A Study on Acoustic Modeling for Speech Recognition of Predominantly Monosyllabic Languages

Ekkarit MANEENOI  Visarut AHKUPUTRA  Sudaporn LUKSANEEYANAWIN  Somchai JITAPUNKUL  

Publication
IEICE TRANSACTIONS on Information and Systems   Vol.E87-D   No.5   pp.1146-1163
Publication Date: 2004/05/01
Online ISSN: 
DOI: 
Print ISSN: 0916-8532
Type of Manuscript: Special Section PAPER (Special Section on Speech Dynamics by Ear, Eye, Mouth and Machine)
Category: 
Keyword: 
acoustic modeling,  continuous speech recognition,  onset-rhyme model,  predominantly monosyllabic languages,  Thai speech recognition,  

Full Text: PDF(3.7MB)>>
Buy this Article




Summary: 
This paper presents a study on acoustic modeling for speech recognition of predominantly monosyllabic languages. Various speech units used in speech recognition systems have been investigated.
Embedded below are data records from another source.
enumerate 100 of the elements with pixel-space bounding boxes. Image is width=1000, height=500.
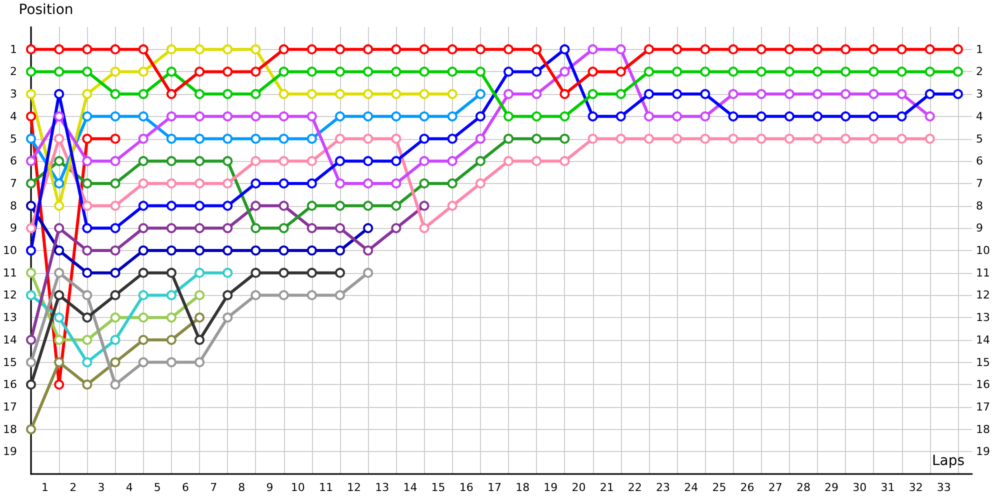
point: [447, 134, 458, 144]
point: [26, 290, 36, 300]
point: [756, 134, 766, 144]
point: [222, 111, 233, 122]
point: [166, 268, 176, 278]
point: [728, 44, 738, 54]
point: [504, 89, 514, 100]
x-tick-label: 27: [768, 481, 782, 494]
x-tick-label: 4: [126, 481, 133, 494]
point: [784, 44, 794, 54]
point: [532, 44, 542, 54]
x-tick-label: 14: [403, 481, 418, 494]
y-tick-label: 12: [3, 288, 17, 302]
point: [588, 66, 598, 77]
point: [54, 200, 64, 211]
y2-tick-label: 10: [976, 244, 990, 257]
point: [447, 178, 458, 188]
point: [447, 89, 458, 100]
y-axis-title: Position: [18, 2, 74, 18]
x-tick-label: 21: [600, 481, 614, 494]
y2-tick-label: 17: [976, 400, 990, 414]
point: [222, 290, 233, 300]
point: [840, 44, 851, 54]
point: [504, 156, 514, 166]
point: [306, 290, 317, 300]
point: [391, 44, 402, 54]
x-tick-label: 2: [70, 481, 77, 494]
point: [110, 312, 120, 323]
point: [363, 111, 374, 122]
point: [278, 268, 289, 278]
point: [306, 268, 317, 278]
point: [250, 66, 261, 77]
point: [110, 134, 120, 144]
point: [391, 66, 402, 77]
point: [82, 89, 92, 100]
point: [391, 200, 402, 211]
point: [334, 66, 345, 77]
x-tick-label: 13: [375, 481, 390, 494]
point: [166, 200, 176, 211]
x-tick-label: 31: [880, 481, 895, 494]
point: [391, 111, 402, 122]
x-tick-label: 7: [210, 481, 218, 494]
point: [138, 178, 148, 188]
point: [532, 134, 542, 144]
x-tick-label: 5: [154, 481, 161, 494]
x-tick-label: 16: [459, 481, 474, 494]
point: [306, 156, 317, 166]
point: [924, 134, 935, 144]
point: [26, 200, 36, 211]
point: [82, 290, 92, 300]
point: [166, 290, 176, 300]
point: [363, 268, 374, 278]
y-tick-label: 11: [3, 266, 17, 280]
point: [278, 200, 289, 211]
y2-tick-label: 3: [976, 88, 983, 101]
point: [504, 44, 514, 54]
point: [278, 44, 289, 54]
point: [868, 89, 879, 100]
x-tick-label: 18: [516, 481, 530, 494]
point: [82, 134, 92, 144]
point: [222, 66, 233, 77]
y-tick-label: 5: [10, 132, 17, 146]
point: [194, 223, 205, 234]
x-tick-label: 15: [431, 481, 446, 494]
point: [138, 357, 148, 368]
y-tick-label: 8: [10, 199, 17, 212]
point: [166, 134, 176, 144]
point: [447, 44, 458, 54]
point: [334, 178, 345, 188]
point: [672, 134, 682, 144]
point: [250, 178, 261, 188]
point: [250, 268, 261, 278]
point: [138, 334, 148, 345]
point: [222, 178, 233, 188]
point: [26, 268, 36, 278]
point: [700, 111, 710, 122]
point: [194, 357, 205, 368]
point: [54, 246, 64, 256]
point: [138, 156, 148, 166]
point: [138, 89, 148, 100]
point: [560, 44, 570, 54]
x-tick-label: 8: [238, 481, 246, 494]
point: [334, 290, 345, 300]
point: [532, 111, 542, 122]
y2-tick-label: 12: [976, 288, 990, 302]
x-tick-label: 6: [182, 481, 189, 494]
point: [700, 89, 710, 100]
point: [616, 134, 626, 144]
point: [924, 66, 935, 77]
y2-tick-label: 14: [976, 333, 990, 346]
point: [391, 178, 402, 188]
point: [166, 246, 176, 256]
point: [26, 66, 36, 77]
y2-tick-label: 9: [976, 222, 983, 235]
y2-tick-label: 8: [976, 199, 983, 212]
x-tick-label: 10: [290, 481, 305, 494]
x-tick-label: 22: [628, 481, 642, 494]
point: [306, 134, 317, 144]
point: [896, 66, 907, 77]
point: [166, 223, 176, 234]
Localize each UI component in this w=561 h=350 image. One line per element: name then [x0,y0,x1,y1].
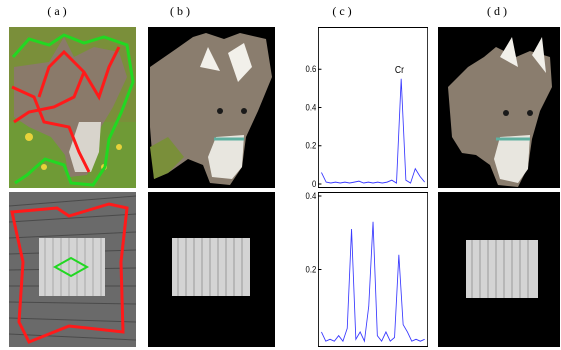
label-a: ( a ) [47,4,67,18]
chart-bottom-plot: 0.2 0.4 [306,192,428,347]
panel-a-bottom-brick-strokes [9,192,136,347]
label-d: ( d ) [487,4,507,18]
series-line [321,78,425,184]
plot-frame [318,192,428,347]
label-c: ( c ) [332,4,352,18]
panel-b-bottom-segmented-texture [148,192,275,347]
panel-d-top-final-donkey [438,27,560,188]
y-tick-label: 0 [312,178,317,188]
y-tick-label: 0.4 [306,102,317,113]
panel-b-top-segmented-donkey [148,27,275,188]
series-line [321,221,425,343]
y-tick-label: 0.2 [306,140,317,151]
panel-a-top-donkey-strokes [9,27,136,188]
y-tick-label: 0.4 [306,192,317,201]
label-b: ( b ) [170,4,190,18]
chart-top: 0 0.2 0.4 0.6 Cr [306,27,428,188]
plot-frame [318,27,428,188]
annotation-label: Cr [395,64,404,75]
chart-top-plot: 0 0.2 0.4 0.6 Cr [306,27,428,188]
y-tick-label: 0.2 [306,264,317,275]
y-tick-label: 0.6 [306,64,317,75]
panel-d-bottom-final-texture [438,192,560,347]
chart-bottom: 0.2 0.4 [306,192,428,347]
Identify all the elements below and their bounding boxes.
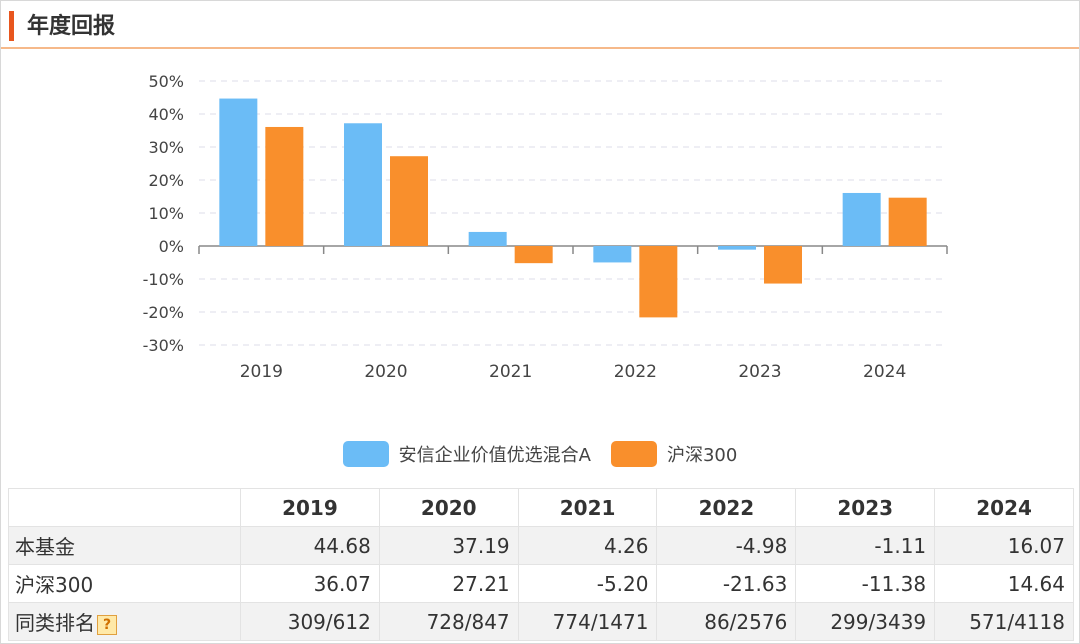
- table-header-cell: [8, 488, 241, 527]
- question-icon[interactable]: ?: [97, 614, 117, 635]
- table-cell: -1.11: [795, 526, 936, 565]
- y-tick-label: 30%: [148, 138, 184, 157]
- table-row-rank: 同类排名? 309/612 728/847 774/1471 86/2576 2…: [8, 602, 1074, 641]
- bar-index-2024: [888, 197, 927, 246]
- page-title: 年度回报: [27, 14, 116, 39]
- annual-return-table: 2019 2020 2021 2022 2023 2024 本基金 44.68 …: [8, 488, 1074, 641]
- table-cell: -4.98: [656, 526, 797, 565]
- bar-fund-2022: [593, 246, 632, 263]
- legend-item-index[interactable]: 沪深300: [610, 441, 738, 467]
- table-row-index: 沪深300 36.07 27.21 -5.20 -21.63 -11.38 14…: [8, 564, 1074, 603]
- chart-legend: 安信企业价值优选混合A 沪深300: [1, 439, 1079, 469]
- x-tick-label: 2021: [489, 362, 532, 382]
- legend-label-fund: 安信企业价值优选混合A: [398, 445, 591, 466]
- table-row-fund: 本基金 44.68 37.19 4.26 -4.98 -1.11 16.07: [8, 526, 1074, 565]
- table-cell: 86/2576: [656, 602, 797, 641]
- y-tick-label: 10%: [148, 204, 184, 223]
- annual-return-chart: 50% 40% 30% 20% 10% 0% -10% -20% -30% 2019 2020 202…: [143, 72, 948, 382]
- y-tick-label: -10%: [143, 270, 184, 289]
- bar-fund-2021: [468, 231, 507, 246]
- bar-index-2020: [390, 156, 428, 246]
- bar-index-2022: [639, 246, 678, 318]
- panel-header: 年度回报: [1, 1, 1079, 49]
- row-label: 本基金: [8, 526, 241, 565]
- table-cell: 37.19: [378, 526, 519, 565]
- bar-fund-2024: [842, 192, 881, 246]
- bar-index-2019: [265, 126, 304, 246]
- table-cell: 36.07: [240, 564, 380, 603]
- header-accent-bar: [9, 11, 14, 41]
- table-header-cell: 2024: [934, 488, 1074, 527]
- table-cell: 299/3439: [795, 602, 936, 641]
- y-tick-label: 50%: [148, 72, 184, 91]
- table-cell: 14.64: [934, 564, 1074, 603]
- bar-fund-2023: [718, 246, 756, 250]
- table-cell: 728/847: [378, 602, 519, 641]
- y-tick-label: 20%: [148, 171, 184, 190]
- table-cell: -21.63: [656, 564, 797, 603]
- table-cell: 774/1471: [517, 602, 658, 641]
- table-header-cell: 2023: [795, 488, 936, 527]
- table-header-cell: 2020: [378, 488, 519, 527]
- bar-index-2021: [514, 246, 553, 264]
- bar-index-2023: [764, 246, 802, 284]
- x-tick-label: 2019: [240, 362, 283, 382]
- x-tick-label: 2020: [364, 362, 407, 382]
- x-tick-label: 2024: [863, 362, 906, 382]
- x-tick-label: 2023: [738, 362, 781, 382]
- y-tick-label: -30%: [143, 336, 184, 355]
- bar-fund-2019: [219, 98, 258, 246]
- table-cell: 44.68: [240, 526, 380, 565]
- row-label: 沪深300: [8, 564, 241, 603]
- table-header-cell: 2021: [517, 488, 658, 527]
- y-tick-label: -20%: [143, 303, 184, 322]
- table-cell: 16.07: [934, 526, 1074, 565]
- bar-fund-2020: [344, 123, 382, 246]
- legend-item-fund[interactable]: 安信企业价值优选混合A: [342, 441, 591, 467]
- table-header-cell: 2022: [656, 488, 797, 527]
- legend-swatch-index: [610, 441, 657, 467]
- legend-label-index: 沪深300: [666, 445, 738, 466]
- table-cell: 309/612: [240, 602, 380, 641]
- row-label: 同类排名: [15, 611, 95, 635]
- table-cell: 4.26: [517, 526, 658, 565]
- table-cell: 27.21: [378, 564, 519, 603]
- x-tick-label: 2022: [614, 362, 657, 382]
- y-tick-label: 40%: [148, 105, 184, 124]
- table-header-row: 2019 2020 2021 2022 2023 2024: [8, 488, 1074, 527]
- y-tick-label: 0%: [159, 237, 184, 256]
- legend-swatch-fund: [342, 441, 389, 467]
- table-header-cell: 2019: [240, 488, 380, 527]
- row-label-rank: 同类排名?: [8, 602, 241, 641]
- table-cell: -11.38: [795, 564, 936, 603]
- table-cell: 571/4118: [934, 602, 1074, 641]
- table-cell: -5.20: [517, 564, 658, 603]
To evaluate the effectiveness of these acoustic models, the Thai language is selected, since it is a predominantly monosyllabic language and has a complex vowel system. Several experiments have been carried out to find the proper speech unit that can accurately create acoustic model and give a higher recognition rate. Results of recognition rates under different acoustic models are given and compared. In addition, this paper proposes a new speech unit for speech recognition, namely onset-rhyme unit. Two models are proposed-the Phonotactic Onset-Rhyme Model (PORM) and the Contextual Onset-Rhyme Model (CORM). The models comprise a pair of onset and rhyme units, which makes up a syllable. An onset comprises an initial consonant and its transition towards the following vowel. Together with the onset, the rhyme consists of a steady vowel segment and a final consonant. Experimental results show that the onset-rhyme model improves on the efficiency of other speech units. The onset-rhyme model improves on the accuracy of the inter-syllable triphone model by nearly 9.3% and of the context-dependent Initial-Final model by nearly 4.7% for the speaker-dependent systems using only an acoustic model, and 5.6% and 4.5% for the speaker-dependent systems using both acoustic and language model respectively. The results show that the onset-rhyme models attain a high recognition rate. Moreover, they also give more efficiency in terms of system complexity.